Last September, the Department of Information also banned Mitra Media, a feminist publication of the women's organisation Kalyanamitra. Later its offices were ``visited'' by agents of the Political Intelligence section of the Prosecutor General's office.
The AJI has published its magazine, Independen, in defiance of repressive rules requiring all publishers to have a licence.
Independen has been exposing the acquiring of shares in more than 40 Indonesian newspapers and periodicals and in radio and TV stations by the minister for information, Harmoko. Harmoko is the official who issues publishers' licences and chairperson of the dictatorship's political party, GOLKAR.

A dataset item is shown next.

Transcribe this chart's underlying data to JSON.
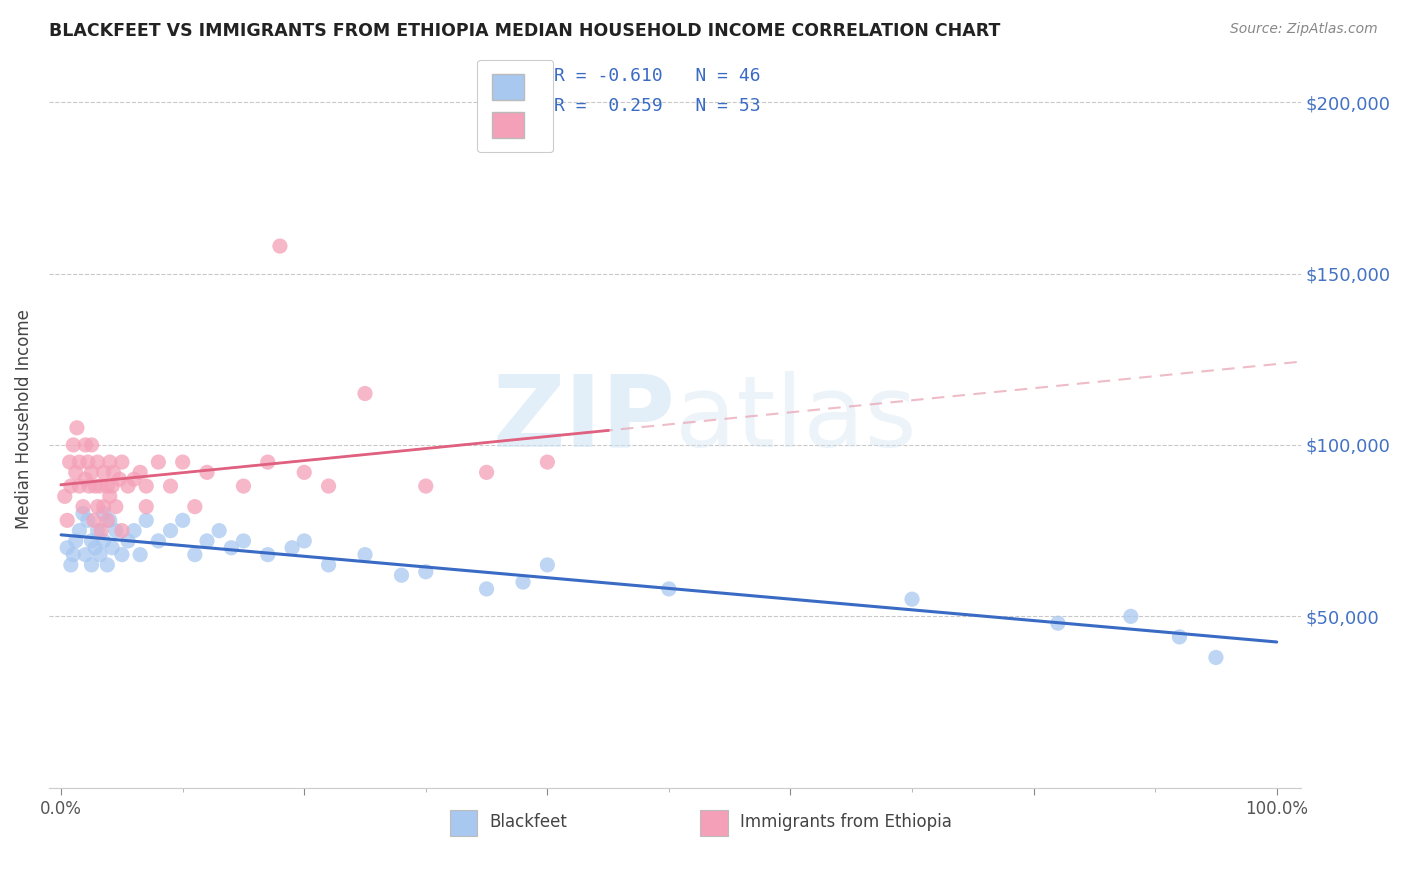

Independen recently published an analysis of manoeuvring within the regime in the wake of rumours that President Suharto is suffering a kidney ailment. Independen outlined a struggle emerging between Suharto's cronies, Harmoko and minister for technology Habibie on one side, and parliamentary chairperson Wahono, most of the armed forces officer corps and the Indonesian Democrat Party on the other.
Independen reported that one three-star general had stated that Suharto plans to bring his daughter, Tutut, into the presidency and make the current army chief of staff, Hartono, another crony, vice-president.
AJI spokesperson Andreas Harsono told Green Left Weekly from Jakarta, ``We have around 2000 subscribers and around 10,000 regular buyers. And the magazine is multiplied by the information-hungry readers who make copies of it. We must serve those people, especially, because the Indonesian people cannot rely on the licensed publications.''
Harsono insisted that they would continue the fight and not give up publishing Independen. ``So there is no other choice but moving onward, no retreat. I am sure we can find ways to edit, to publish and sell the magazine.''
The crackdown on Indonesia's mushrooming alternative media provoked a revival of SIUPP (Indonesian Solidarity for a Free Press), a coalition formed to fight the dictatorship's banning of Tempo, DeTik and Editor last June. SIUPP demonstrated outside the National Human Rights Commission on March 20 and at the parliament building on March 21.
Munif Laredo, president of SMID (Students in Solidarity with Democracy of Indonesia) told Green Left Weekly that the 100 demonstrators were demanding the release of the detained AJI and PIJAR (Information Centre and Action Network for Reform) members. ``We want a free press and an end to the Publishing Enterprises Permit law. The Indonesian people want the right to free speech and free expression.''
The SIUPP delegation included activists from SMID, ALDERA (Peoples Democratic Alliance), FAMI (Indonesian Students Action Front), INFIGHT (Indonesian Front for Human Rights), feminist activists from KPPP (Women for a Free Press) and workers from PPBI (Centre for Workers Struggles).
The delegation met the parliamentary leader of the Indonesian Democrat Party, Sutarjo, who stated that his party disagreed with the government's actions.
``We are delighted to see that students and NGOs have started to express their protest over the arrest of our friends'', Harsono told Green Left Weekly, while also emphasising the need for journalists to continue fighting. ``AJI has no choice but to keep on resisting. Who else but journalists must spearhead the struggle for press freedom?''
According to Munif Laredo from SMID, the students will continue their actions as well.